“Sapiens, een kleine geschiedenis van de mensheid”, geschreven door Yuval Noah Harari. Een Israëlische historicus.
Het boek schetst 70.000 jaar Sapiens geschiedenis: van de cognitieve revolutie (deel I), de agrarische revolutie (deel 2), de eenwording van de mensheid (deel 3) en de wetenschappelijke inclusief industriële revolutie (deel 4).

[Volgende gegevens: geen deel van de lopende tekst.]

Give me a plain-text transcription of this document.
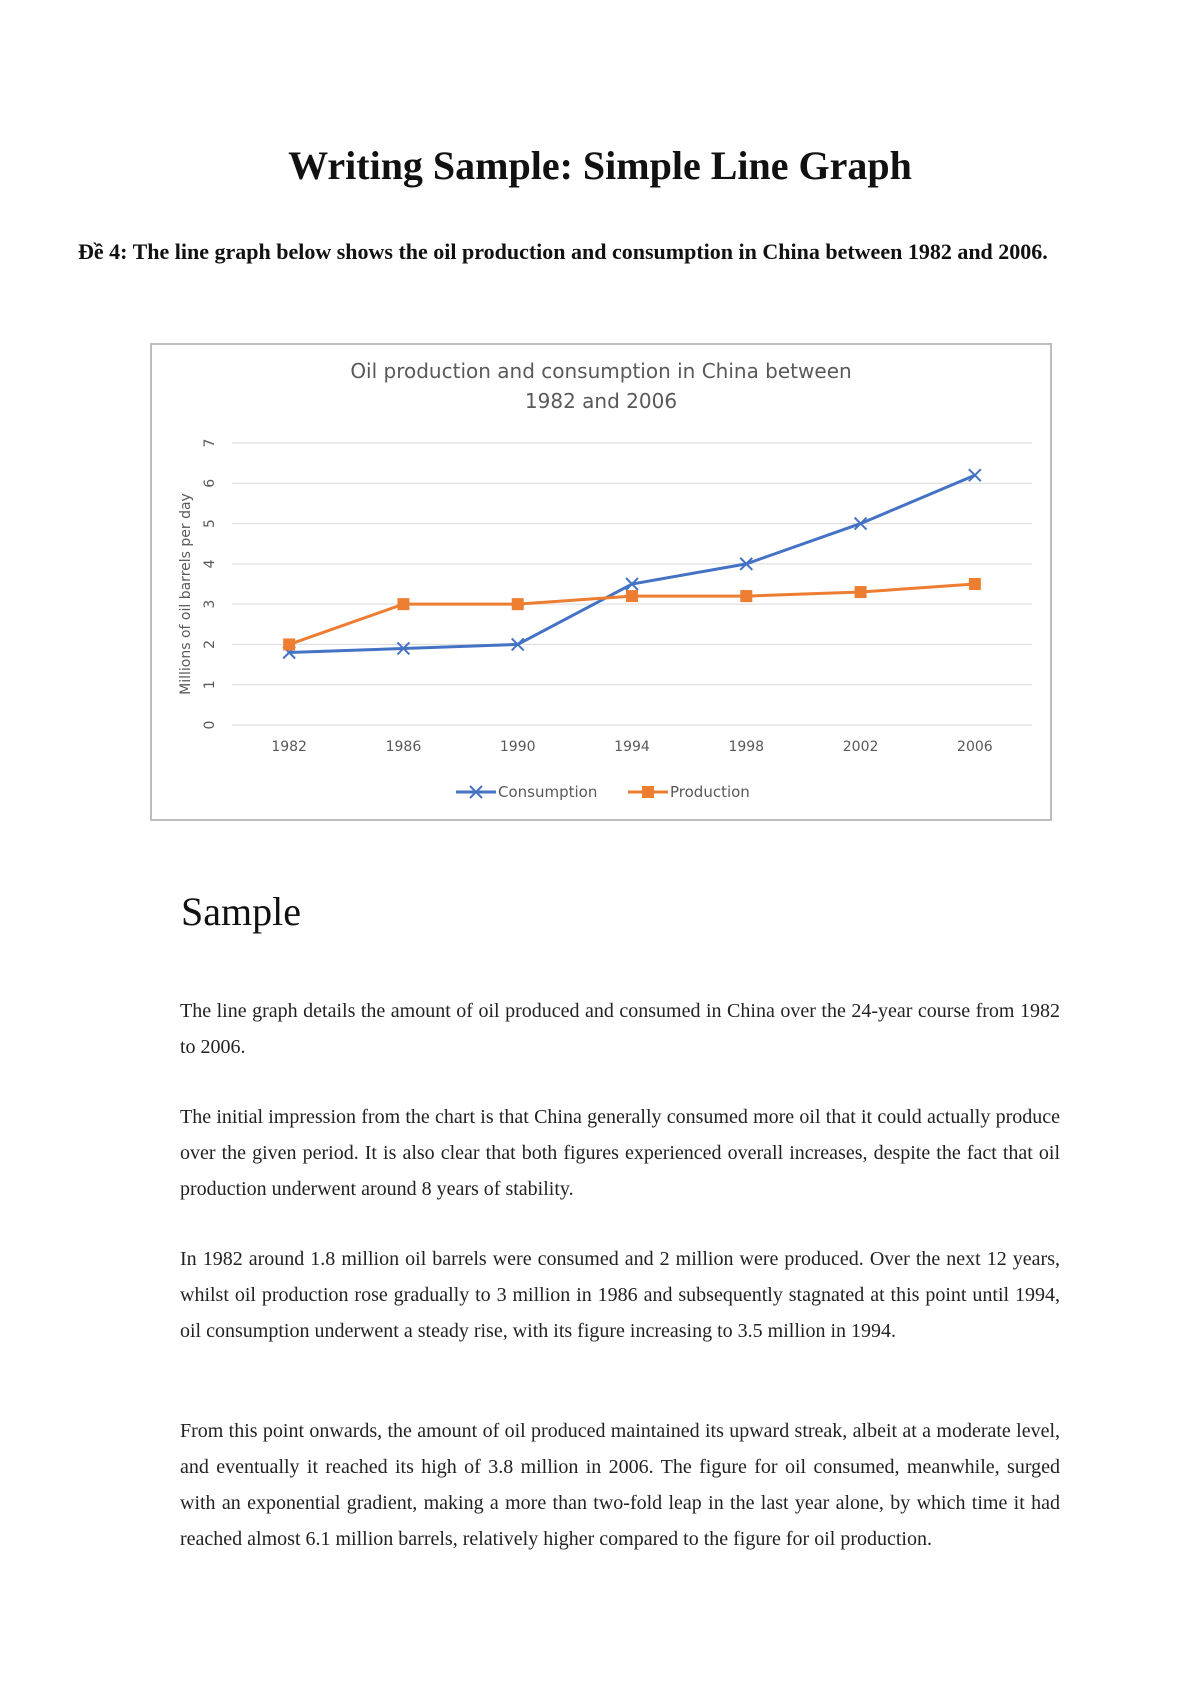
Writing Sample: Simple Line Graph

Đề 4: The line graph below shows the oil production and consumption in China between 1982 and 2006.

0
1
2
3
4
5
6
7
1982	1986	1990	1994	1998	2002	2006
Oil production and consumption in China between
1982 and 2006
Millions of oil barrels per day
Consumption	Production
Sample

The line graph details the amount of oil produced and consumed in China over the 24-year course from 1982 to 2006.

The initial impression from the chart is that China generally consumed more oil that it could actually produce over the given period. It is also clear that both figures experienced overall increases, despite the fact that oil production underwent around 8 years of stability.

In 1982 around 1.8 million oil barrels were consumed and 2 million were produced. Over the next 12 years, whilst oil production rose gradually to 3 million in 1986 and subsequently stagnated at this point until 1994, oil consumption underwent a steady rise, with its figure increasing to 3.5 million in 1994.

From this point onwards, the amount of oil produced maintained its upward streak, albeit at a moderate level, and eventually it reached its high of 3.8 million in 2006. The figure for oil consumed, meanwhile, surged with an exponential gradient, making a more than two-fold leap in the last year alone, by which time it had reached almost 6.1 million barrels, relatively higher compared to the figure for oil production.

Ik schreef er een blog over met hierin een summiere samenvatting van het boek. Hieronder een uitgebreidere samenvatting.
DEEL I (H1 t/m H4)
Vanaf 2 miljoen tot 10.000 jaar geleden was de wereld het thuis van verschillende menssoorten. 100.000 jaar geleden liepen er minstens 6 verschillende menstypen rond. Zo leefden de Neanderthalers tot 30.000 jaar geleden in Europa en West Azië, aangepast aan het koude klimaat, en de Homo erectus is het meest bestendigste menstype wat bijna 2 miljoen jaar leefde in Oost Azië. De laatste 100.000 jaar stootte de Homo sapiens, vanaf 150.000 jaar geleden woonachtig in Oost Afrika, door tot de top van de voedselketen. Best vreemd: het geslacht Homo nam lange tijd een middenpositie in de voedselketen. Ze jaagden op klein en werden bejaagd door groot. Pas de laatste 100.000 jaar (met de opkomst van de Homo sapiens) stootte de mens door. Deze overhaaste sprong voorwaarts zorgt ervoor dat we vol angsten en zorgen zitten over onze positie wat ons wreed en gevaarlijk maakt. Van dodelijke oorlogen tot ecologische catastrofes. Wij hebben in tegenstelling tot toproofdieren niet in miljoenen jaren van heerschappij een bepaald soort zelfvertrouwen ontwikkeld. De belangrijkste stap op weg naar de top was de beheersing van het vuur 300.000 jaar geleden. Vuur zorgde voor de eerste significante kloof tussen mens en andere dieren. De laatste 10.000 jaar is Homo sapiens gewend geraakt aan zijn positie als enige mensensoort van de wereld.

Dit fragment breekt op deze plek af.